The following code is used to perform the summary above:

X = data1_indonesia4.Timestep
X = sm.add_constant(X)
y1 = data1_indonesia4.cases
model1 = sm.OLS(y1, X)
model_fit1 = model1.fit()
print(model_fit1.summary())

The diagnostic plot is performed while analyzing the model. The diagnostic plot is shown through the following picture.

According to the four diagnotic plot above, it can be concluded that the basic model is the best fit for the data. The first plot, which is the Residuals vs Fitted, shows that the model does not violate the linear assumtions since the red line still adjacent to the dash line. Also, the spread residuals still surrounds the red line without many distinct patterns of the red line.

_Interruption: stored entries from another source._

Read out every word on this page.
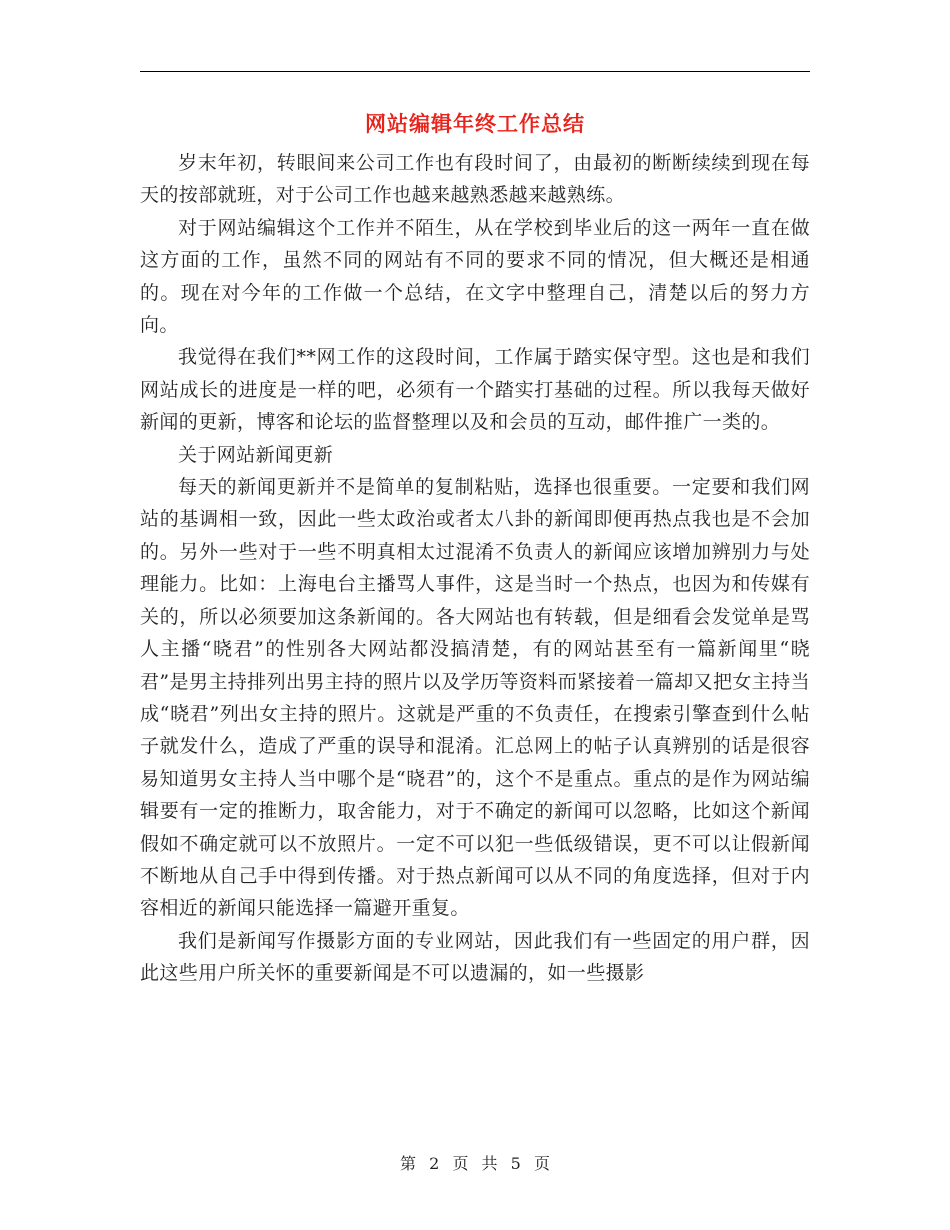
网站编辑年终工作总结

岁末年初，转眼间来公司工作也有段时间了，由最初的断断续续到现在每天的按部就班，对于公司工作也越来越熟悉越来越熟练。

对于网站编辑这个工作并不陌生，从在学校到毕业后的这一两年一直在做这方面的工作，虽然不同的网站有不同的要求不同的情况，但大概还是相通的。现在对今年的工作做一个总结，在文字中整理自己，清楚以后的努力方向。

我觉得在我们**网工作的这段时间，工作属于踏实保守型。这也是和我们网站成长的进度是一样的吧，必须有一个踏实打基础的过程。所以我每天做好新闻的更新，博客和论坛的监督整理以及和会员的互动，邮件推广一类的。

关于网站新闻更新

每天的新闻更新并不是简单的复制粘贴，选择也很重要。一定要和我们网站的基调相一致，因此一些太政治或者太八卦的新闻即便再热点我也是不会加的。另外一些对于一些不明真相太过混淆不负责人的新闻应该增加辨别力与处理能力。比如：上海电台主播骂人事件，这是当时一个热点，也因为和传媒有关的，所以必须要加这条新闻的。各大网站也有转载，但是细看会发觉单是骂人主播“晓君”的性别各大网站都没搞清楚，有的网站甚至有一篇新闻里“晓君”是男主持排列出男主持的照片以及学历等资料而紧接着一篇却又把女主持当成“晓君”列出女主持的照片。这就是严重的不负责任，在搜索引擎查到什么帖子就发什么，造成了严重的误导和混淆。汇总网上的帖子认真辨别的话是很容易知道男女主持人当中哪个是“晓君”的，这个不是重点。重点的是作为网站编辑要有一定的推断力，取舍能力，对于不确定的新闻可以忽略，比如这个新闻假如不确定就可以不放照片。一定不可以犯一些低级错误，更不可以让假新闻不断地从自己手中得到传播。对于热点新闻可以从不同的角度选择，但对于内容相近的新闻只能选择一篇避开重复。

我们是新闻写作摄影方面的专业网站，因此我们有一些固定的用户群，因此这些用户所关怀的重要新闻是不可以遗漏的，如一些摄影

第 2 页 共 5 页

The second plot shows a little violations to the normality assumptions since there are some residuals with the extreme values than would be expected. However, even though the extreme data are omited, that would not make a lot of change since all the data are beyond the cook’s distance as shown through plot number 4, the residuals vs leverage.

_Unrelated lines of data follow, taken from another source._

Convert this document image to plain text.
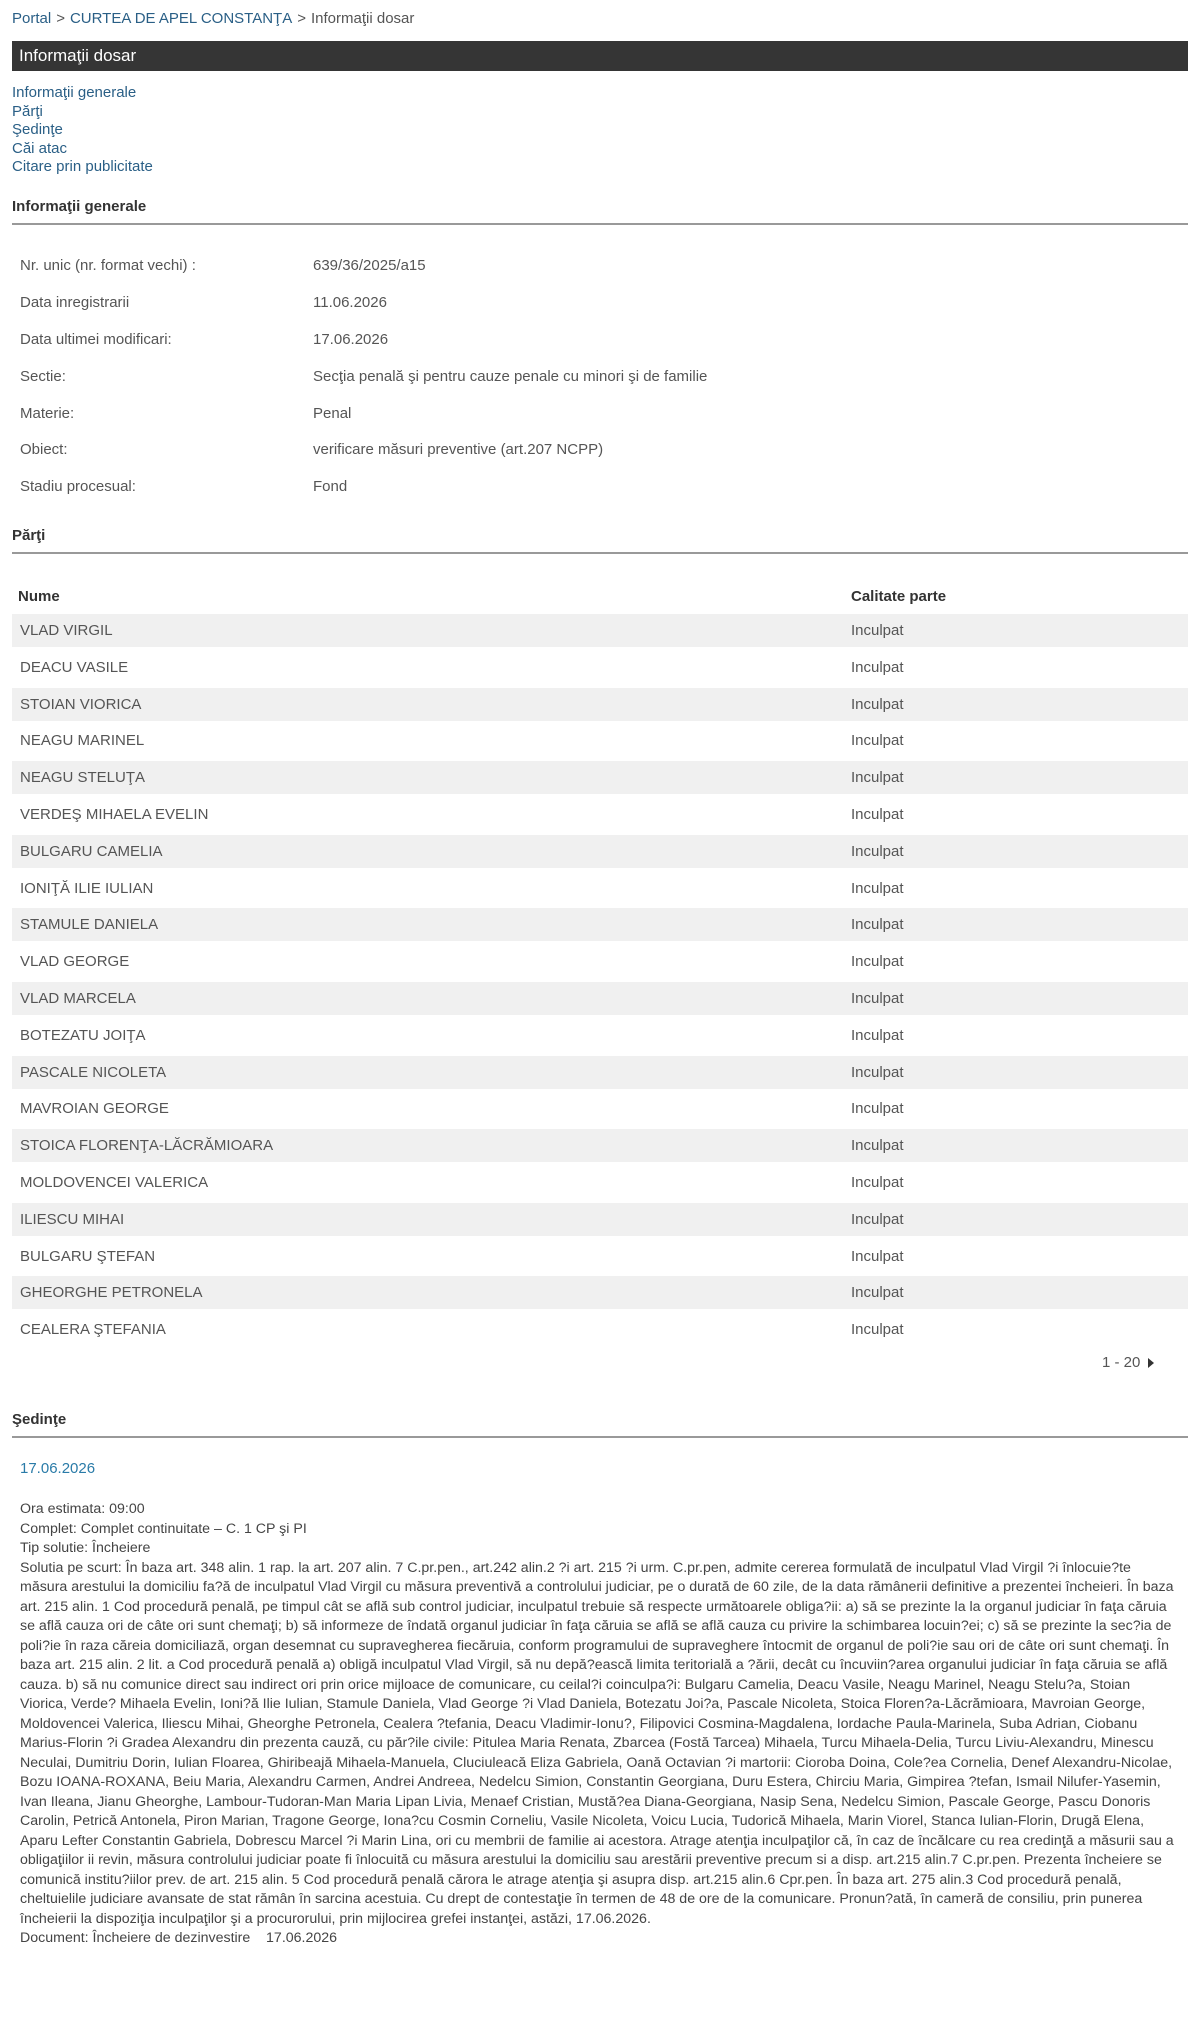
Portal > CURTEA DE APEL CONSTANŢA > Informaţii dosar
Informaţii dosar
Informaţii generale
Părţi
Şedinţe
Căi atac
Citare prin publicitate
Informaţii generale
Nr. unic (nr. format vechi) :	639/36/2025/a15
Data inregistrarii	11.06.2026
Data ultimei modificari:	17.06.2026
Sectie:	Secţia penală şi pentru cauze penale cu minori şi de familie
Materie:	Penal
Obiect:	verificare măsuri preventive (art.207 NCPP)
Stadiu procesual:	Fond
Părţi
Nume	Calitate parte
VLAD VIRGIL	Inculpat
DEACU VASILE	Inculpat
STOIAN VIORICA	Inculpat
NEAGU MARINEL	Inculpat
NEAGU STELUŢA	Inculpat
VERDEŞ MIHAELA EVELIN	Inculpat
BULGARU CAMELIA	Inculpat
IONIŢĂ ILIE IULIAN	Inculpat
STAMULE DANIELA	Inculpat
VLAD GEORGE	Inculpat
VLAD MARCELA	Inculpat
BOTEZATU JOIŢA	Inculpat
PASCALE NICOLETA	Inculpat
MAVROIAN GEORGE	Inculpat
STOICA FLORENŢA-LĂCRĂMIOARA	Inculpat
MOLDOVENCEI VALERICA	Inculpat
ILIESCU MIHAI	Inculpat
BULGARU ŞTEFAN	Inculpat
GHEORGHE PETRONELA	Inculpat
CEALERA ŞTEFANIA	Inculpat
1 - 20
Şedinţe
17.06.2026
Ora estimata: 09:00
Complet: Complet continuitate – C. 1 CP şi PI
Tip solutie: Încheiere
Solutia pe scurt: În baza art. 348 alin. 1 rap. la art. 207 alin. 7 C.pr.pen., art.242 alin.2 ?i art. 215 ?i urm. C.pr.pen, admite cererea formulată de inculpatul Vlad Virgil ?i înlocuie?te măsura arestului la domiciliu fa?ă de inculpatul Vlad Virgil cu măsura preventivă a controlului judiciar, pe o durată de 60 zile, de la data rămânerii definitive a prezentei încheieri. În baza art. 215 alin. 1 Cod procedură penală, pe timpul cât se află sub control judiciar, inculpatul trebuie să respecte următoarele obliga?ii: a) să se prezinte la la organul judiciar în faţa căruia se află cauza ori de câte ori sunt chemaţi; b) să informeze de îndată organul judiciar în faţa căruia se află se află cauza cu privire la schimbarea locuin?ei; c) să se prezinte la sec?ia de poli?ie în raza căreia domiciliază, organ desemnat cu supravegherea fiecăruia, conform programului de supraveghere întocmit de organul de poli?ie sau ori de câte ori sunt chemaţi. În baza art. 215 alin. 2 lit. a Cod procedură penală a) obligă inculpatul Vlad Virgil, să nu depă?ească limita teritorială a ?ării, decât cu încuviin?area organului judiciar în faţa căruia se află cauza. b) să nu comunice direct sau indirect ori prin orice mijloace de comunicare, cu ceilal?i coinculpa?i: Bulgaru Camelia, Deacu Vasile, Neagu Marinel, Neagu Stelu?a, Stoian Viorica, Verde? Mihaela Evelin, Ioni?ă Ilie Iulian, Stamule Daniela, Vlad George ?i Vlad Daniela, Botezatu Joi?a, Pascale Nicoleta, Stoica Floren?a-Lăcrămioara, Mavroian George, Moldovencei Valerica, Iliescu Mihai, Gheorghe Petronela, Cealera ?tefania, Deacu Vladimir-Ionu?, Filipovici Cosmina-Magdalena, Iordache Paula-Marinela, Suba Adrian, Ciobanu Marius-Florin ?i Gradea Alexandru din prezenta cauză, cu păr?ile civile: Pitulea Maria Renata, Zbarcea (Fostă Tarcea) Mihaela, Turcu Mihaela-Delia, Turcu Liviu-Alexandru, Minescu Neculai, Dumitriu Dorin, Iulian Floarea, Ghiribeajă Mihaela-Manuela, Cluciuleacă Eliza Gabriela, Oană Octavian ?i martorii: Cioroba Doina, Cole?ea Cornelia, Denef Alexandru-Nicolae, Bozu IOANA-ROXANA, Beiu Maria, Alexandru Carmen, Andrei Andreea, Nedelcu Simion, Constantin Georgiana, Duru Estera, Chirciu Maria, Gimpirea ?tefan, Ismail Nilufer-Yasemin, Ivan Ileana, Jianu Gheorghe, Lambour-Tudoran-Man Maria Lipan Livia, Menaef Cristian, Mustă?ea Diana-Georgiana, Nasip Sena, Nedelcu Simion, Pascale George, Pascu Donoris Carolin, Petrică Antonela, Piron Marian, Tragone George, Iona?cu Cosmin Corneliu, Vasile Nicoleta, Voicu Lucia, Tudorică Mihaela, Marin Viorel, Stanca Iulian-Florin, Drugă Elena, Aparu Lefter Constantin Gabriela, Dobrescu Marcel ?i Marin Lina, ori cu membrii de familie ai acestora. Atrage atenţia inculpaţilor că, în caz de încălcare cu rea credinţă a măsurii sau a obligaţiilor ii revin, măsura controlului judiciar poate fi înlocuită cu măsura arestului la domiciliu sau arestării preventive precum si a disp. art.215 alin.7 C.pr.pen. Prezenta încheiere se comunică institu?iilor prev. de art. 215 alin. 5 Cod procedură penală cărora le atrage atenţia şi asupra disp. art.215 alin.6 Cpr.pen. În baza art. 275 alin.3 Cod procedură penală, cheltuielile judiciare avansate de stat rămân în sarcina acestuia. Cu drept de contestaţie în termen de 48 de ore de la comunicare. Pronun?ată, în cameră de consiliu, prin punerea încheierii la dispoziţia inculpaţilor şi a procurorului, prin mijlocirea grefei instanţei, astăzi, 17.06.2026.
Document: Încheiere de dezinvestire    17.06.2026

The third plot shows that the red line does not perfectly appear to be horizontal. However, as long as the red line is not the same as y = 0, it does not violate the equal variance.

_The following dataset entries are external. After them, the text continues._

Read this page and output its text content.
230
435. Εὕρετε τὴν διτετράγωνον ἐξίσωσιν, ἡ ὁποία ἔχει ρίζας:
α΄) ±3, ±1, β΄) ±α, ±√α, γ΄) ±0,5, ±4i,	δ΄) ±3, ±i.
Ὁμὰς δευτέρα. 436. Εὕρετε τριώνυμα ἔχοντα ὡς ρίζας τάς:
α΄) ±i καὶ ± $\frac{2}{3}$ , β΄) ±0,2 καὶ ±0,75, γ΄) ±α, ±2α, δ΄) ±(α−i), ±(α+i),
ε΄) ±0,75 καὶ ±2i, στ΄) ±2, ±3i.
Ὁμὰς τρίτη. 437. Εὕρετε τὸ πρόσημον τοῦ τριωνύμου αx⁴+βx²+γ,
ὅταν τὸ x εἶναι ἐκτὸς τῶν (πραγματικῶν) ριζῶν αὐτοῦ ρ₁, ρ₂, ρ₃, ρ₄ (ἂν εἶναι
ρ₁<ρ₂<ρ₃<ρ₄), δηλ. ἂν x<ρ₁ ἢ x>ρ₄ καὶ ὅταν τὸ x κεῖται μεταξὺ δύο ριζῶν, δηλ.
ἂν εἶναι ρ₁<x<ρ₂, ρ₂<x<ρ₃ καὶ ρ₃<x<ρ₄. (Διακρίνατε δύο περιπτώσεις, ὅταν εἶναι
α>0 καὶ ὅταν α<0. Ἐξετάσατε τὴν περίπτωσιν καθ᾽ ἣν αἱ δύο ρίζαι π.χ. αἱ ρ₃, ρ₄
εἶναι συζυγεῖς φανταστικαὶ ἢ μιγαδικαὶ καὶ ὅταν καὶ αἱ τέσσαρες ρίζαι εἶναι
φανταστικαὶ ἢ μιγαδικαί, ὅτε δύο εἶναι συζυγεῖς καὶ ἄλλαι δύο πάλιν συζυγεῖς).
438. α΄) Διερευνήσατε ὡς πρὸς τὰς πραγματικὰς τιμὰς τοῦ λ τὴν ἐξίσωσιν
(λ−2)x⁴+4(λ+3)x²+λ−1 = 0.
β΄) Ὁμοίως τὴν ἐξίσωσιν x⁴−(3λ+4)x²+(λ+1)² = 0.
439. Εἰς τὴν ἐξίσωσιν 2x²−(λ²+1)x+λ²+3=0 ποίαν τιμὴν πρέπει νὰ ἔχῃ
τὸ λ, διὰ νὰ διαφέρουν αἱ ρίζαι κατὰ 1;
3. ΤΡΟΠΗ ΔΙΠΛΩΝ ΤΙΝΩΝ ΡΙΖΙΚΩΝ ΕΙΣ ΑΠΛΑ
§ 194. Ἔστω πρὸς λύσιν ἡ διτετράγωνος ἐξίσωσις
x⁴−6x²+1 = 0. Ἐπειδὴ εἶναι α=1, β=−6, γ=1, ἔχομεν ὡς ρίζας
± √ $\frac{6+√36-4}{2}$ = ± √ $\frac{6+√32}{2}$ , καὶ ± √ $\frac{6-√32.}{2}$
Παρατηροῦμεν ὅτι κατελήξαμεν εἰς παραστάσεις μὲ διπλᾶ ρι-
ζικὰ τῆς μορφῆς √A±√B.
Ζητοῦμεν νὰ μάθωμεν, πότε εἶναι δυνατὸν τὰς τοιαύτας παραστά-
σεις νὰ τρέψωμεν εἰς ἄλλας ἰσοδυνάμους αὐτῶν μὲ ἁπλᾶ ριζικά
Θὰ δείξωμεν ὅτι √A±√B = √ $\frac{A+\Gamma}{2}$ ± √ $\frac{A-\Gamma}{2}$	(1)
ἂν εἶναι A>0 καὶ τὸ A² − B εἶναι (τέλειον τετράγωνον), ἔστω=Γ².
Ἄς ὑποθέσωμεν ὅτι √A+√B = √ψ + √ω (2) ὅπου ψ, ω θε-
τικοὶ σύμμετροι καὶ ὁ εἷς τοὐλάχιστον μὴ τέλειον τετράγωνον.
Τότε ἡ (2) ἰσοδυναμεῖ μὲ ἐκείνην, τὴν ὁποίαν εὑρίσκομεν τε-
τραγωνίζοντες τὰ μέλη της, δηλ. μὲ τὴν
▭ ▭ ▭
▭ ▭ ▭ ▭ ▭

The basic model of the residuals is y = (-31.6437) + 9.0163X. The declaration code of such model is shown through the following:

#basic model function =
#y = (-31.6437) + 9.0163X
def linear_predictions(t):
    return (-31.6437) + (9.0163 * t)

The actual data and the predicted data shown by the following:

    Timestep    dateRep  day  month  year  cases  PredictedCases
0          0   3/2/2020    2      3  2020      2        -31.6437
1          1   3/7/2020    7      3  2020      2        -22.6274
2          2   3/9/2020    9      3  2020      2        -13.6111
3          3  3/11/2020   11      3  2020     13         -4.5948
4          4  3/12/2020   12      3  2020     15          4.4215
5          5  3/14/2020   14      3  2020     35         13.4378
6          6  3/15/2020   15      3  2020     27         22.4541
7          7  3/16/2020   16      3  2020     21         31.4704
8          8  3/17/2020   17      3  2020     17         40.4867
9          9  3/18/2020   18      3  2020     38         49.5030
10        10  3/20/2020   20      3  2020     55         58.5193
11        11  3/21/2020   21      3  2020     82         67.5356
12        12  3/22/2020   22      3  2020    141         76.5519
13        13  3/23/2020   23      3  2020     64         85.5682
14        14  3/24/2020   24      3  2020     65         94.5845
15        15  3/25/2020   25      3  2020    107        103.6008
16        16  3/26/2020   26      3  2020    104        112.6171
17        17  3/27/2020   27      3  2020    103        121.6334
18        18  3/28/2020   28      3  2020    153        130.6497
19        19  3/29/2020   29      3  2020    109        139.6660
20        20  3/30/2020   30      3  2020    130        148.6823
21        21  3/31/2020   31      3  2020    129        157.6986
22        22   4/1/2020    1      4  2020    114        166.7149
23        23   4/2/2020    2      4  2020    149        175.7312
24        24   4/3/2020    3      4  2020    113        184.7475
25        25   4/4/2020    4      4  2020    196        193.7638
26        26   4/5/2020    5      4  2020    106        202.7801
27        27   4/6/2020    6      4  2020    181        211.7964
28        28   4/7/2020    7      4  2020    218        220.8127
29        29   4/8/2020    8      4  2020    247        229.8290
30        30   4/9/2020    9      4  2020    218        238.8453
31        31  4/10/2020   10      4  2020    337        247.8616
32        32  4/11/2020   11      4  2020    219        256.8779
33        33  4/12/2020   12      4  2020    330        265.8942
34        34  4/13/2020   13      4  2020    399        274.9105
35        35  4/14/2020   14      4  2020    316        283.9268
36        36  4/15/2020   15      4  2020    282        292.9431
37        37  4/16/2020   16      4  2020    297        301.9594

Other than that, the illustration of the basic model is such the follow:

The potential limitations of the model are the extreme spike of the data can’t be predicted. Other than that, as shown in the second plot of the diagnostic plot, the data model does not perfectly match the residuals since the head and the tail does not perfectly match the diagonal line.